Corte europea dei diritti dell’uomo su uso informazioni psichiatriche
Un’autorità pubblica non può diffondere dati sulla salute psichica se non è previsto dalla legge

La Corte europea dei diritti dell’uomo (sentenza 29 giugno 2006, Application n. 11901/02) si è pronunciata sulla legittimità della richiesta e dell’utilizzo di dati concernenti la salute psichica di un cittadino ucraino, nell’ambito di un processo nel quale lo stesso era parte. I giudici nazionali di primo grado (Corte del distretto di Desniansky), oltre ad aver ottenuto da un ospedale psichiatrico informazioni sulla salute mentale del ricorrente e sul relativo trattamento medico, ne avevano dato notizia, durante una udienza pubblica, alle parti del processo e ai presenti.

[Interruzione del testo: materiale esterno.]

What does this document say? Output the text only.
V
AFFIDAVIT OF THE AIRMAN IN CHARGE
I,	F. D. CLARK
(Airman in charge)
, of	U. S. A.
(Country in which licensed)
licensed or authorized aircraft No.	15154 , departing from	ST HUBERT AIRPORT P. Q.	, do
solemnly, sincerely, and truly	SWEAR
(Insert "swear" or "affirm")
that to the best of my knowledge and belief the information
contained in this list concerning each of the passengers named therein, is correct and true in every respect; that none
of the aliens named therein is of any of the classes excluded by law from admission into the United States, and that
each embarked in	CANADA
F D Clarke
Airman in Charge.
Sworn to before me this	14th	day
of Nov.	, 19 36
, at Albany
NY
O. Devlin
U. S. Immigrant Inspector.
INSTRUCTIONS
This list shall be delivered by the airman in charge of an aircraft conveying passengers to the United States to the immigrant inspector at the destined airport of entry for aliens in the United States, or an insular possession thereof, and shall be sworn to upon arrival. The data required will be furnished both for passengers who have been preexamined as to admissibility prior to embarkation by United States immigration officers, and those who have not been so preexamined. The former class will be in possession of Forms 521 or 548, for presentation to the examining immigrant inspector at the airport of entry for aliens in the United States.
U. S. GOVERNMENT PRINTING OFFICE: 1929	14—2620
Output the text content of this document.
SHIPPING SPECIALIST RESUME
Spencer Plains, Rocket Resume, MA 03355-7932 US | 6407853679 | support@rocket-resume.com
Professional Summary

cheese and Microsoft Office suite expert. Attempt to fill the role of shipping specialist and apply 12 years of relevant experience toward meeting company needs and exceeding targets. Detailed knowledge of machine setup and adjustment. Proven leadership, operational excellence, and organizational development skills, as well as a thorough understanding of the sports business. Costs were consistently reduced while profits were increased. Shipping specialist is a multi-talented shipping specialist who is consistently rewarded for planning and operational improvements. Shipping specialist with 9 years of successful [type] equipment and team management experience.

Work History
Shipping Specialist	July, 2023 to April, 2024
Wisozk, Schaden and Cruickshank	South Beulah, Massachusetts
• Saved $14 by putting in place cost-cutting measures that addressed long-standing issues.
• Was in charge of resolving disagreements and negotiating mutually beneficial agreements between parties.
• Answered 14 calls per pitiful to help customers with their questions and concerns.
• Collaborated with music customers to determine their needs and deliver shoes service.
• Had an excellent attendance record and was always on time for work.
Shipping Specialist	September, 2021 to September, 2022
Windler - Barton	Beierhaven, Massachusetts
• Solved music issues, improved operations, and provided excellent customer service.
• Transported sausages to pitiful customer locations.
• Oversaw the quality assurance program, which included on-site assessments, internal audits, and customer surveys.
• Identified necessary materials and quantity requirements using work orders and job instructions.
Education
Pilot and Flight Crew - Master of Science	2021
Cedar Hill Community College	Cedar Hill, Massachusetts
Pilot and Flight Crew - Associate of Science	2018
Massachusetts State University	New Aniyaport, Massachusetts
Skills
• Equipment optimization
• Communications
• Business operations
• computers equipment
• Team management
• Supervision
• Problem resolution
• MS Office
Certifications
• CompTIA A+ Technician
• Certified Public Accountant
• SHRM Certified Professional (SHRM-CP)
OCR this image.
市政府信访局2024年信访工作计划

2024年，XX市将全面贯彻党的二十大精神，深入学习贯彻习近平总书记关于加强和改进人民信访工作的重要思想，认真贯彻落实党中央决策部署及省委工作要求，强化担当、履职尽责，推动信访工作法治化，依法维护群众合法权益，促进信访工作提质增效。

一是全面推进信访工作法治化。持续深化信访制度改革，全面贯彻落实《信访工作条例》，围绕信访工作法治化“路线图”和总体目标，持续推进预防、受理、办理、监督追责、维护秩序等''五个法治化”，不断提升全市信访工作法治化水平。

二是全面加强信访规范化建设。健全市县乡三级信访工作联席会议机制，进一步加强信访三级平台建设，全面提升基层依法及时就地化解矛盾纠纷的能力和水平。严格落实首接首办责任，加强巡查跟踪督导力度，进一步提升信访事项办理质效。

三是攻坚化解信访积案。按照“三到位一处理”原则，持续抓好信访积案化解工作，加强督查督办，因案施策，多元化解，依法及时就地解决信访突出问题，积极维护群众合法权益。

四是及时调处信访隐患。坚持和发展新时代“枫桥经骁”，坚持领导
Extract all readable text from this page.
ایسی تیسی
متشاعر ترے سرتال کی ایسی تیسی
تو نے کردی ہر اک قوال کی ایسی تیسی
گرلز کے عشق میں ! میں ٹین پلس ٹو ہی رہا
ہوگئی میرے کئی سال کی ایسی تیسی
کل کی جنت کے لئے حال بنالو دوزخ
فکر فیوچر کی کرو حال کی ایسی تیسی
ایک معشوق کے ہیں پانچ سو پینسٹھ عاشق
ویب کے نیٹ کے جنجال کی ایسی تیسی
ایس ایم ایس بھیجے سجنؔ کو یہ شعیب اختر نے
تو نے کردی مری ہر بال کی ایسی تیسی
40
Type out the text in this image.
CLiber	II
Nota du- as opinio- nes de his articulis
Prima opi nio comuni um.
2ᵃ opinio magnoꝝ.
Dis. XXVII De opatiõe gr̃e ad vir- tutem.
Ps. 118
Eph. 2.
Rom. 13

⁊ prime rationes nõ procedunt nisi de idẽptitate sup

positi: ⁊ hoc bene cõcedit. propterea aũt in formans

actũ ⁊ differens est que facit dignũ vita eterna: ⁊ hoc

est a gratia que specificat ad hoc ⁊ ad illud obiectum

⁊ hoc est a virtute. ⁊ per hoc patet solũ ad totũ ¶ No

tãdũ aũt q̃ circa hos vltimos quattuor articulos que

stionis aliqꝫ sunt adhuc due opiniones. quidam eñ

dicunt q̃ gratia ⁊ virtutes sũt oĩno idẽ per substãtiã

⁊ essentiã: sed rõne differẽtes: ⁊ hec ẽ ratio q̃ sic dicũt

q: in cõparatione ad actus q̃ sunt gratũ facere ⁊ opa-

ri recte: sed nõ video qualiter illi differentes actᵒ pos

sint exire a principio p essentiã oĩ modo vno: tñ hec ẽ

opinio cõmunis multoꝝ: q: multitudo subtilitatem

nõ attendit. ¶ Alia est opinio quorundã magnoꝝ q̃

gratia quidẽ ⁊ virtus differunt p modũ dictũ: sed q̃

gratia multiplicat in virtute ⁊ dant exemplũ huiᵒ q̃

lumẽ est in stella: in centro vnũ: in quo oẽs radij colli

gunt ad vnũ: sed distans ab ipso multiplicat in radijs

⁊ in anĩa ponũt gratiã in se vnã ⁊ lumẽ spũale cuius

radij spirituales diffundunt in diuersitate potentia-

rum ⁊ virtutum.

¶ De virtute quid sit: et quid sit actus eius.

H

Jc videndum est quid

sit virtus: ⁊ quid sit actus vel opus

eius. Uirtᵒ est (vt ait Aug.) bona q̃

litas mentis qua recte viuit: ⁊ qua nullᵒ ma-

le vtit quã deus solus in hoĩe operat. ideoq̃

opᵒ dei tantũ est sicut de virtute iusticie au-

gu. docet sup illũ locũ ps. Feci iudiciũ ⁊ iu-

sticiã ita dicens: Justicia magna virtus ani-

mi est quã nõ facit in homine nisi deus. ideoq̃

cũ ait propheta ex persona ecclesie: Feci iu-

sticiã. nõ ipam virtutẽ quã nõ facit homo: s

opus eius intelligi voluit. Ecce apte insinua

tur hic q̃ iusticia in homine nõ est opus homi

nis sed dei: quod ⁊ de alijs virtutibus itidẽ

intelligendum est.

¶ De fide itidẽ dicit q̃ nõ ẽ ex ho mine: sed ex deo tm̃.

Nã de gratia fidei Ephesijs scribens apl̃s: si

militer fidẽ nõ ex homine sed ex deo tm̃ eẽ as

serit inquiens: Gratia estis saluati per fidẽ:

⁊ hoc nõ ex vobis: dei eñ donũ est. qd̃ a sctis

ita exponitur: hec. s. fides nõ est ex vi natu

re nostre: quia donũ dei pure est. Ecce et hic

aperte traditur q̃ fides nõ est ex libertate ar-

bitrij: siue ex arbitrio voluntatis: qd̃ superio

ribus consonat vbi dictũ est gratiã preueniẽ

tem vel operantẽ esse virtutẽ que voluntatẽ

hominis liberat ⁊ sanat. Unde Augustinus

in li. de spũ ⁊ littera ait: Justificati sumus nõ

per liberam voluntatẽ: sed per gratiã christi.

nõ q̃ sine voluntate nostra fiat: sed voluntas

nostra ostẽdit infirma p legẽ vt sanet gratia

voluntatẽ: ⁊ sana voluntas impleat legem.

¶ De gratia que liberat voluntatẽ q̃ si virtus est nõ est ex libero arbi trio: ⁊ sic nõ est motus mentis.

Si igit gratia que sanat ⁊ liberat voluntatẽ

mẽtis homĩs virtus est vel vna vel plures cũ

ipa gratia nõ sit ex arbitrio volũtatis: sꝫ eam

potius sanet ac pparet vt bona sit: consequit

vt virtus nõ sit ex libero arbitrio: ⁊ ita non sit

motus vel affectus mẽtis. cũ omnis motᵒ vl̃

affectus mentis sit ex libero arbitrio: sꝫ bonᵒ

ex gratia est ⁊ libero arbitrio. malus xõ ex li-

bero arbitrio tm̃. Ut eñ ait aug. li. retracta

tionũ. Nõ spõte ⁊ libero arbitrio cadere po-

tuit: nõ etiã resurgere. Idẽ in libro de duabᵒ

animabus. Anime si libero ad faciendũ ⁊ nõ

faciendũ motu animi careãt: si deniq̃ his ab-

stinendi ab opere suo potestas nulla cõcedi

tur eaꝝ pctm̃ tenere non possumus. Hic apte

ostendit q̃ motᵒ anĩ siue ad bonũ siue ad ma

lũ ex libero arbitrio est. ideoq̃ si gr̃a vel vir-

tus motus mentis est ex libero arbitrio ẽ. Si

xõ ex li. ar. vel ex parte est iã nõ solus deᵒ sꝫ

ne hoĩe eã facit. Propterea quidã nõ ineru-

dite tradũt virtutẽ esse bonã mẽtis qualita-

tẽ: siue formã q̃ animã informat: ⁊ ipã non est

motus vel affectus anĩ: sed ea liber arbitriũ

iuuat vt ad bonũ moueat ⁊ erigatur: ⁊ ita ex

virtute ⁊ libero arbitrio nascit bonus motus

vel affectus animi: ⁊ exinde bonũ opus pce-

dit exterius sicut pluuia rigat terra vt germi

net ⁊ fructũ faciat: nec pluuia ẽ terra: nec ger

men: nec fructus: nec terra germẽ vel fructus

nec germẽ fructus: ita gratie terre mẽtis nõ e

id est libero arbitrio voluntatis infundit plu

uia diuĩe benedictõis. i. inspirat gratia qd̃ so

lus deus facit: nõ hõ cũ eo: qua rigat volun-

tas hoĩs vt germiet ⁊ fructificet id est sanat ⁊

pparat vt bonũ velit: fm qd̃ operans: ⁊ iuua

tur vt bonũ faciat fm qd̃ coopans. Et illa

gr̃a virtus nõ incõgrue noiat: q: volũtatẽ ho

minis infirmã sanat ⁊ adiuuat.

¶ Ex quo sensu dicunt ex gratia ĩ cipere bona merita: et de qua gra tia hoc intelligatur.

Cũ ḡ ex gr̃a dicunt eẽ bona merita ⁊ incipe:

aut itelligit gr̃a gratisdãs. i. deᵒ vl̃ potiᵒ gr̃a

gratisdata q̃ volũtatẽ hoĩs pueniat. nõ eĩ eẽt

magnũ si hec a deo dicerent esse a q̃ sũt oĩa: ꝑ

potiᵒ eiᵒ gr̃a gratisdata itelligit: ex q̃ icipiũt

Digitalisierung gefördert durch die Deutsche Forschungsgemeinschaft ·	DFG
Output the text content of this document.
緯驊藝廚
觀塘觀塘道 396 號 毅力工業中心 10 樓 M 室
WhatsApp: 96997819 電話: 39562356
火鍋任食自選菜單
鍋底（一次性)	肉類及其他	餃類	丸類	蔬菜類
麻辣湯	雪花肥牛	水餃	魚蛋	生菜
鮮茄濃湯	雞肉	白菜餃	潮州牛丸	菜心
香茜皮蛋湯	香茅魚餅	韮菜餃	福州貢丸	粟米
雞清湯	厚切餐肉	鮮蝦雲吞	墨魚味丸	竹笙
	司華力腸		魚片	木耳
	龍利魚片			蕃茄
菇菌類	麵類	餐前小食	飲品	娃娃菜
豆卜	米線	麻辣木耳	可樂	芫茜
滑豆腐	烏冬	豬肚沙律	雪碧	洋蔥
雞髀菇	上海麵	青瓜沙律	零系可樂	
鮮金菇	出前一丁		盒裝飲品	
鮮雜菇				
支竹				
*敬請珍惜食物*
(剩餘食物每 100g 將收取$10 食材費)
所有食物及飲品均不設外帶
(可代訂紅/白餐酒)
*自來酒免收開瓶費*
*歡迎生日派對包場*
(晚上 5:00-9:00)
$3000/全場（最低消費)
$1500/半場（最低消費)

La Corte europea, sottolineando che i dettagli diffusi rappresentano dati relativi alla sfera privata dell’individuo, ha riconosciuto che il comportamento dei giudici nazionali aveva costituito un’ingerenza nella vita privata del ricorrente ai sensi dell’art. 8 della Convenzione europea per la salvaguardia dei diritti dell’uomo e delle libertà fondamentali del 1950. La Convenzione, che garantisce il diritto al rispetto della vita privata e familiare, proibisce ogni ingerenza di una autorità pubblica nell’esercizio di tale diritto “a meno che tale ingerenza sia prevista dalla legge e costituisca una misura che, in una società democratica, è necessaria per la sicurezza nazionale, per la pubblica sicurezza, per il benessere economico del paese, per la difesa dell’ordine e per la prevenzione dei reati, per la protezione della salute o della morale, o per la protezione dei diritti e delle libertà altrui”.

Nel valutare se la condotta dei giudici nazionali dovesse ritenersi o meno “prevista dalla legge”, la Corte europea ha ricordato come già la corte nazionale d’appello avesse concluso che il trattamento dei dati del ricorrente effettuato in primo grado aveva costituito una violazione della disciplina speciale sul trattamento di dati psichiatrici.

La Corte europea ha così giudicato “ridondante” la richiesta d’informazioni da parte dei giudici nazionali di primo grado, per l’irrilevanza delle stesse ai fini del procedimento giudiziario.